We caution you that the foregoing list may not contain all of the forward-looking statements made in this Annual Report on Form 10-K. In some cases, you can identify forward-looking statements by the words “anticipate,” “believe,” “continue,” “could,” “estimate,” “expect,” “intend,” “may,” “might,” “objective,” “ongoing,” “plan,” “predict,” “project,” “potential,” “should,” “will,” or “would,” or the negative of these terms, or other comparable terminology intended to identify statements about the future. These statements involve known and unknown risks, uncertainties and other factors that may cause our actual results, levels of activity, performance or achievements to be materially different from the information expressed or implied by these forward-looking statements.

In addition, statements that “we believe” and similar statements reflect our beliefs and opinions on the relevant subject. These statements are based upon information available to us as of the date of this report, and while we believe such information forms a reasonable basis for such statements, such information may be limited or incomplete, and our statements should not be read to indicate that we have conducted an exhaustive inquiry into, or review of, all potentially available relevant information. These statements are inherently uncertain and investors are cautioned not to unduly rely upon these statements.

This Form 10-K contains market data and industry forecasts that involve a number of assumptions and limitations, and you are cautioned not to give undue weight to such information. We have not independently verified any third-party information. While we believe the market position, market opportunity and market size information included in this Form 10-K is generally reliable, such information is inherently imprecise.

ii

You should read the section titled “Risk Factors” set forth in Part I, Item 1A of this Annual Report on Form 10-K for a discussion of important factors that may cause our actual results to differ materially from those expressed or implied by our forward-looking statements. Moreover, we operate in an evolving environment.
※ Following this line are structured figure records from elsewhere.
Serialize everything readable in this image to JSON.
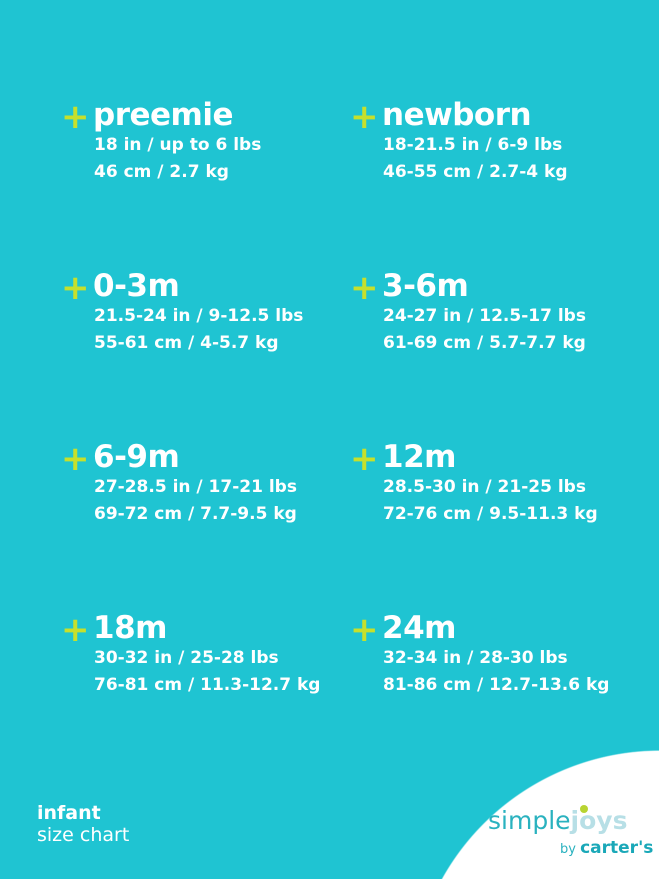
{
  "sizes": [
    {
      "name": "preemie",
      "line1": "18 in / up to 6 lbs",
      "line2": "46 cm / 2.7 kg"
    },
    {
      "name": "newborn",
      "line1": "18-21.5 in / 6-9 lbs",
      "line2": "46-55 cm / 2.7-4 kg"
    },
    {
      "name": "0-3m",
      "line1": "21.5-24 in / 9-12.5 lbs",
      "line2": "55-61 cm / 4-5.7 kg"
    },
    {
      "name": "3-6m",
      "line1": "24-27 in / 12.5-17 lbs",
      "line2": "61-69 cm / 5.7-7.7 kg"
    },
    {
      "name": "6-9m",
      "line1": "27-28.5 in / 17-21 lbs",
      "line2": "69-72 cm / 7.7-9.5 kg"
    },
    {
      "name": "12m",
      "line1": "28.5-30 in / 21-25 lbs",
      "line2": "72-76 cm / 9.5-11.3 kg"
    },
    {
      "name": "18m",
      "line1": "30-32 in / 25-28 lbs",
      "line2": "76-81 cm / 11.3-12.7 kg"
    },
    {
      "name": "24m",
      "line1": "32-34 in / 28-30 lbs",
      "line2": "81-86 cm / 12.7-13.6 kg"
    }
  ],
  "plus_symbol": "+",
  "footer": {
    "title": "infant",
    "subtitle": "size chart"
  },
  "logo": {
    "simple": "simple",
    "joys": "joys",
    "by": "by",
    "carters": "carter's"
  },
  "colors": {
    "background": "#1fc4d2",
    "plus": "#c6e02c"
  }
}
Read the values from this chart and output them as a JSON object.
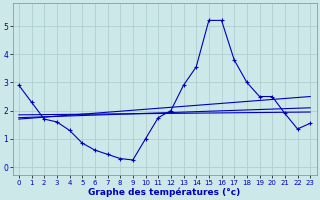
{
  "title": "Graphe des températures (°c)",
  "bg_color": "#cce8e8",
  "grid_color": "#aacccc",
  "line_color": "#0000bb",
  "marker": "+",
  "marker_size": 3,
  "line_width": 0.8,
  "xlim": [
    -0.5,
    23.5
  ],
  "ylim": [
    -0.3,
    5.8
  ],
  "yticks": [
    0,
    1,
    2,
    3,
    4,
    5
  ],
  "xticks": [
    0,
    1,
    2,
    3,
    4,
    5,
    6,
    7,
    8,
    9,
    10,
    11,
    12,
    13,
    14,
    15,
    16,
    17,
    18,
    19,
    20,
    21,
    22,
    23
  ],
  "series": [
    {
      "x": [
        0,
        1,
        2,
        3,
        4,
        5,
        6,
        7,
        8,
        9,
        10,
        11,
        12,
        13,
        14,
        15,
        16,
        17,
        18,
        19,
        20,
        21,
        22,
        23
      ],
      "y": [
        2.9,
        2.3,
        1.7,
        1.6,
        1.3,
        0.85,
        0.6,
        0.45,
        0.3,
        0.25,
        1.0,
        1.75,
        2.0,
        2.9,
        3.55,
        5.2,
        5.2,
        3.8,
        3.0,
        2.5,
        2.5,
        1.9,
        1.35,
        1.55
      ]
    },
    {
      "x": [
        0,
        23
      ],
      "y": [
        1.75,
        2.1
      ]
    },
    {
      "x": [
        0,
        23
      ],
      "y": [
        1.85,
        1.95
      ]
    },
    {
      "x": [
        0,
        23
      ],
      "y": [
        1.7,
        2.5
      ]
    }
  ]
}
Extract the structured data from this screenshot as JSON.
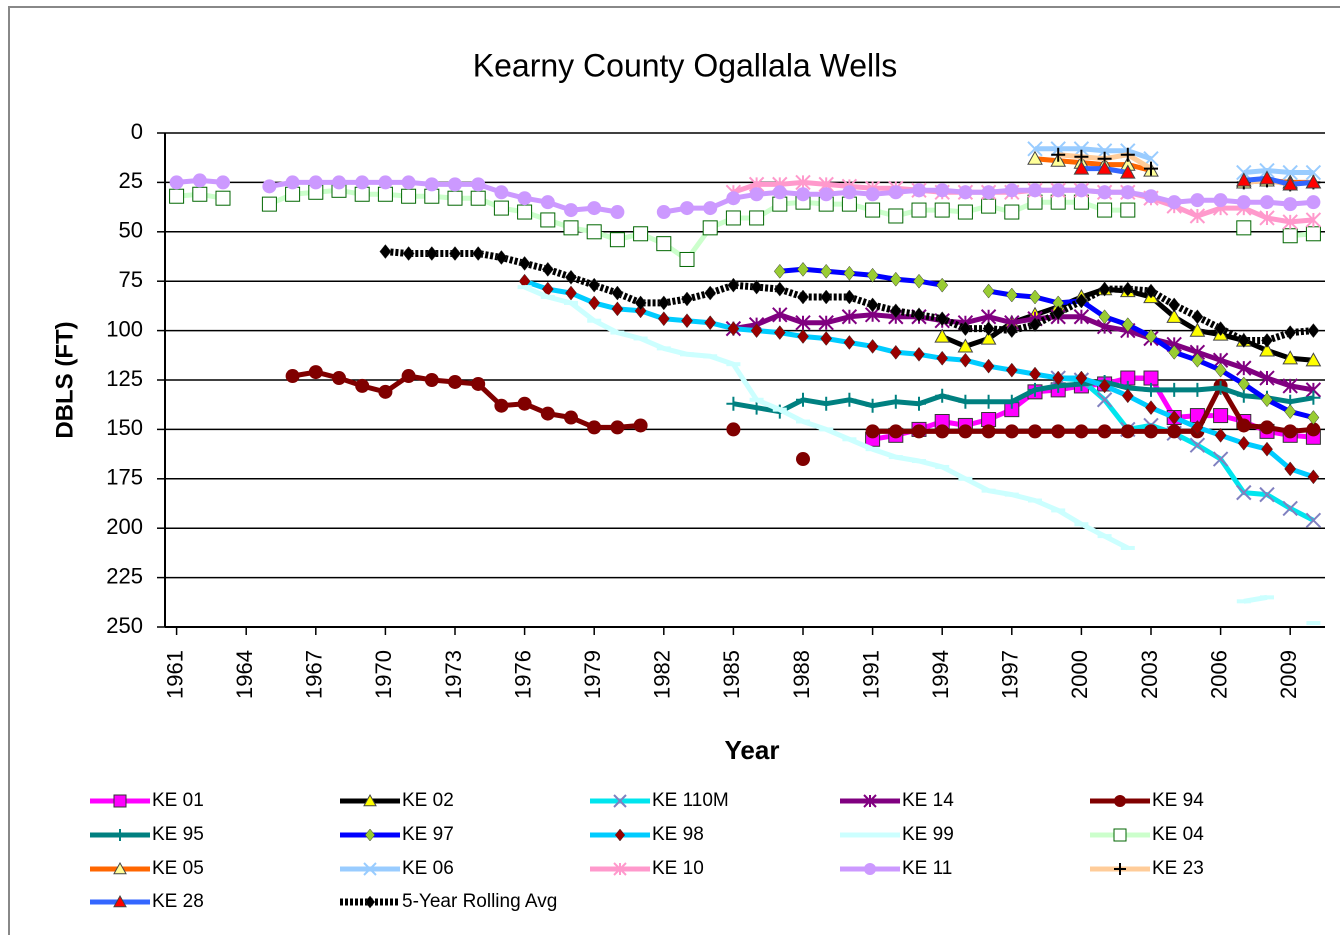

New risk factors and uncertainties may emerge from time to time, and it is not possible for management to predict all risk factors and uncertainties. As a result of these factors, we cannot assure you that the forward-looking statements in this Annual Report on Form 10-K will prove to be accurate. Except as required by applicable law, we do not plan to publicly update or revise any forward-looking statements contained herein, whether as a result of any new information, future events, changed circumstances or otherwise.

You should read this Annual Report on Form 10-K, completely and with the understanding that our actual future results may be materially different from what we expect. We qualify all of our forward-looking statements by these cautionary statements.

iii

Item 1. Business.

Overview

Intapp is a leading provider of industry-specific, cloud-based software solutions for the global professional and financial services industry. We empower the world’s premier private capital, investment banking, legal, accounting, and consulting firms with the technology they need to meet rapidly changing client, investor, and regulatory requirements, deliver timely insights to the right professionals, and operate more competitively.

Our Intapp Platform is purpose-built to modernize these firms. The platform facilitates greater team collaboration, digitizes complex workflows to optimize deal and engagement execution, and leverages proprietary AI to help nurture relationships and originate new business. By better connecting their most important assets—people, processes, and data—our platform helps firms increase client fees and investment returns, operate more efficiently, and better manage risk and compliance.